I use 2x4 cutoffs out of dumpsters or old hemlock barn boards I scavenge. Also start the season with a couple 5 gallon pails of noodles and soak them down with the crud that comes out of the bottom of my biodiesel settling tank (chicken fat,frie chunks, fish batter, cooking oil, etc.). A couple sheets of newspaper with an ash shovel full of oil noodles wrapped up and 3 pieces of board kindling will bring the firebox up to blower temp in 10 mins or less from a cold start. Throughout the season I'll sweep the floor in the furnace room and add the bark/slivers/sawdust to the noodle pails.
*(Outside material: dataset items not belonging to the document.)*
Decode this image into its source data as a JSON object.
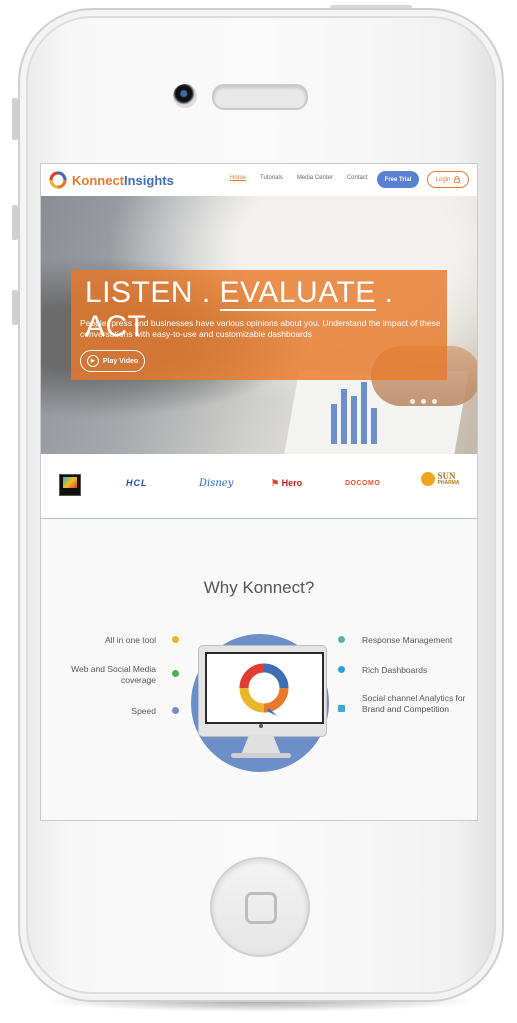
{
  "nav": {
    "logo_k": "Konnect",
    "logo_i": "Insights",
    "links": [
      "Home",
      "Tutorials",
      "Media Center",
      "Contact"
    ],
    "free_trial": "Free Trial",
    "login": "Login"
  },
  "hero": {
    "title_a": "LISTEN . ",
    "title_b": "EVALUATE",
    "title_c": " . ACT",
    "subtitle": "People, press and businesses have various opinions about you. Understand the impact of these conversations with easy-to-use and customizable dashboards",
    "play_label": "Play Video",
    "slide_count": 3
  },
  "clients": [
    "HCL",
    "Disney",
    "Hero",
    "DOCOMO",
    "SUN",
    "PHARMA"
  ],
  "why": {
    "title": "Why Konnect?",
    "left_features": [
      "All in one tool",
      "Web and Social Media coverage",
      "Speed"
    ],
    "right_features": [
      "Response Management",
      "Rich Dashboards",
      "Social channel Analytics for Brand and Competition"
    ]
  },
  "colors": {
    "brand_orange": "#e8792a",
    "brand_blue": "#5b7fd1",
    "circle_blue": "#6d8fc7"
  }
}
I have made wax and sawdust starters with great success, the trick is in the consistency. You want it a bit crumbly, not too much wax, works as good as a super cedar. Still, wax costs money, and the time involved. At Walmart(Wallyworld), I like the Zip fire starters they sell there. Pack of 6 is 5 bucks, and I break them into 4's. They are made with kerosene. Hard to tell what the solid is, it's a grey cube. Could just be fine saw dust, or newspaper soaked in kerosene. Definitely has kerosene, it's on the label. Gives me an idea - shredded newspaper soaked in kerosene, pressed and dried in little cubes
We use a pair of small rounds to hold the kindling up then: In the shop stoves I use my brush burner, 30 seconds heating the inside top of the stoves to help them draft then 30 seconds blowing under the kindling & it is going. In the house my wife likes her blow torch.
We don't use kindling much anymore because it's not needed with our stove. We fill it up and light it with a lighter and off it goes. We do use some pellets on cold days to get heat faster in the house as it makes a fast coal bed but even that has become a once in a while thing.